To conduct a clinical study of a family with neurologic symptoms and findings carrying a novel NOTCH3 mutation and to analyze the molecular consequences of the mutation.

We analyzed a family with complex neurologic symptoms by MRI and neurologic examinations. Exome sequencing of the NOTCH3 locus was conducted, and whole-genome sequencing was performed to identify COL4A1, COL4A2, and HTRA1 mutations. Cell lines expressing the normal or NOTCH3^A1604T receptors were analyzed to assess proteolytic processing, cell morphology, receptor routing, and receptor signaling.

Cerebral autosomal dominant arteriopathy with subcortical infarcts and leukoencephalopathy (CADASIL) is the most common hereditary form of cerebral small vessel disease (SVD) and caused by mutations in the NOTCH3 gene. Most CADASIL mutations alter the number of cysteine residues in the extracellular domain of the NOTCH3 receptor, but in this article, we describe a family in which some members carry a novel cysteine-sparing NOTCH3 mutation (c.4810 G>A, p.Ala1604Thr). Two of 3 siblings heterozygous for the NOTCH3^A1604T mutation presented with migraine and white matter lesions (WMLs), the latter of a type related to but distinct from what is normally observed in CADASIL. Two other members instead carried a novel COL4A1 missense mutation (c.4795 G>A; p.(Ala1599Thr)). The NOTCH3^A1604T receptor was aberrantly processed, showed reduced presence at the cell surface, and less efficiently activated Notch downstream target genes.

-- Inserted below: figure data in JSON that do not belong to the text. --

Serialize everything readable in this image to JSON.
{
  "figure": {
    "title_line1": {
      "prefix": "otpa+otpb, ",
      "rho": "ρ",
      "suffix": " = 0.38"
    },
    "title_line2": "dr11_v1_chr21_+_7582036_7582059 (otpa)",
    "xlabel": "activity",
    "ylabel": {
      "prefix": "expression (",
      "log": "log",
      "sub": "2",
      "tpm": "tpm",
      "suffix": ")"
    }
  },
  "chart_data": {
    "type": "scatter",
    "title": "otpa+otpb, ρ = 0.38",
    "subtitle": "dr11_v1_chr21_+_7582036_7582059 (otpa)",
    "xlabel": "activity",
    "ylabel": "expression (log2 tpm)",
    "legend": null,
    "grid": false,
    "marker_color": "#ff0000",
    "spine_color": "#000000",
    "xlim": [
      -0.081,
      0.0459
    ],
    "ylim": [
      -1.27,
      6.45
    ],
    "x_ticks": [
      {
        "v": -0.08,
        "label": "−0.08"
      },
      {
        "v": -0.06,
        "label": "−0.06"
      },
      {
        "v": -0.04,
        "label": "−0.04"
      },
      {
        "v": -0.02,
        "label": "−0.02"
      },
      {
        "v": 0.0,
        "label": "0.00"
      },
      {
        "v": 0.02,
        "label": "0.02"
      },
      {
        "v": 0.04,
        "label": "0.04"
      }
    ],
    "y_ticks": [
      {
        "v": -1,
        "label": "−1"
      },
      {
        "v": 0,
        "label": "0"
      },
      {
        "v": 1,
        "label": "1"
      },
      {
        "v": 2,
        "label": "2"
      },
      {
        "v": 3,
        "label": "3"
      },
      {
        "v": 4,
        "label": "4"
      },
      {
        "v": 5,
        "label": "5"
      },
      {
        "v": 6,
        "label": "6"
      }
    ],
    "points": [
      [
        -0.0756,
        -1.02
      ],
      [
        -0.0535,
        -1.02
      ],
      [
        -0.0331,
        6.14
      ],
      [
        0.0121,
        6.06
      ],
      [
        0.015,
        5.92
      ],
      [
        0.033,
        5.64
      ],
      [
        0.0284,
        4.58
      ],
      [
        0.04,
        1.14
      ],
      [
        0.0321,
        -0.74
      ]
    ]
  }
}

We identify a family with migraine and WML in which some members carry a cysteine-sparing hypomorphic NOTCH3 mutation. Although a causal relationship is not established, we believe that the observations contribute to the discussion on dysregulated Notch signaling in cerebral SVDs.

对具有神经系统症状和发现携带新型NOTCH3突变的家族进行临床研究，并分析该突变的分子后果。

我们通过 MRI 和神经系统检查分析了一个具有复杂神经系统症状的家庭。进行了NOTCH3基因座的外显子组测序，并进行了全基因组测序以鉴定COL4A1、COL4A2和HTRA1突变。分析表达正常或 NOTCH3 ^A1604T受体的细胞系以评估蛋白水解加工、细胞形态、受体路径和受体信号传导。

伴有皮质下梗死和白质脑病的常染色体显性遗传性脑动脉病 (CADASIL) 是最常见的遗传性脑小血管疾病 (SVD)，由NOTCH3基因突变引起。大多数 CADASIL 突变会改变 NOTCH3 受体胞外结构域中半胱氨酸残基的数量，但在本文中，我们描述了一个家族，其中一些成员携带新的保留半胱氨酸的 NOTCH3 突变 (c.4810 G>A, p.Ala1604Thr ）。^{3 个具有 NOTCH3 A1604T}突变杂合子的兄弟姐妹中的两个出现偏头痛和白质病变 (WML)，后者的类型与 CADASIL 中通常观察到的类型相关但不同。其他两个成员反而携带了一个新的 COL4A1 错义突变 (c.4795 G>A; p.(Ala1599Thr))。NOTCH3^A1604T受体被异常加工，在细胞表面的存在减少，并且激活 Notch 下游靶基因的效率较低。

我们确定了一个患有偏头痛和 WML 的家族，其中一些成员携带保留半胱氨酸的亚型NOTCH3突变。虽然因果关系尚未建立，但我们认为这些观察结果有助于讨论脑 SVD 中失调的 Notch 信号传导。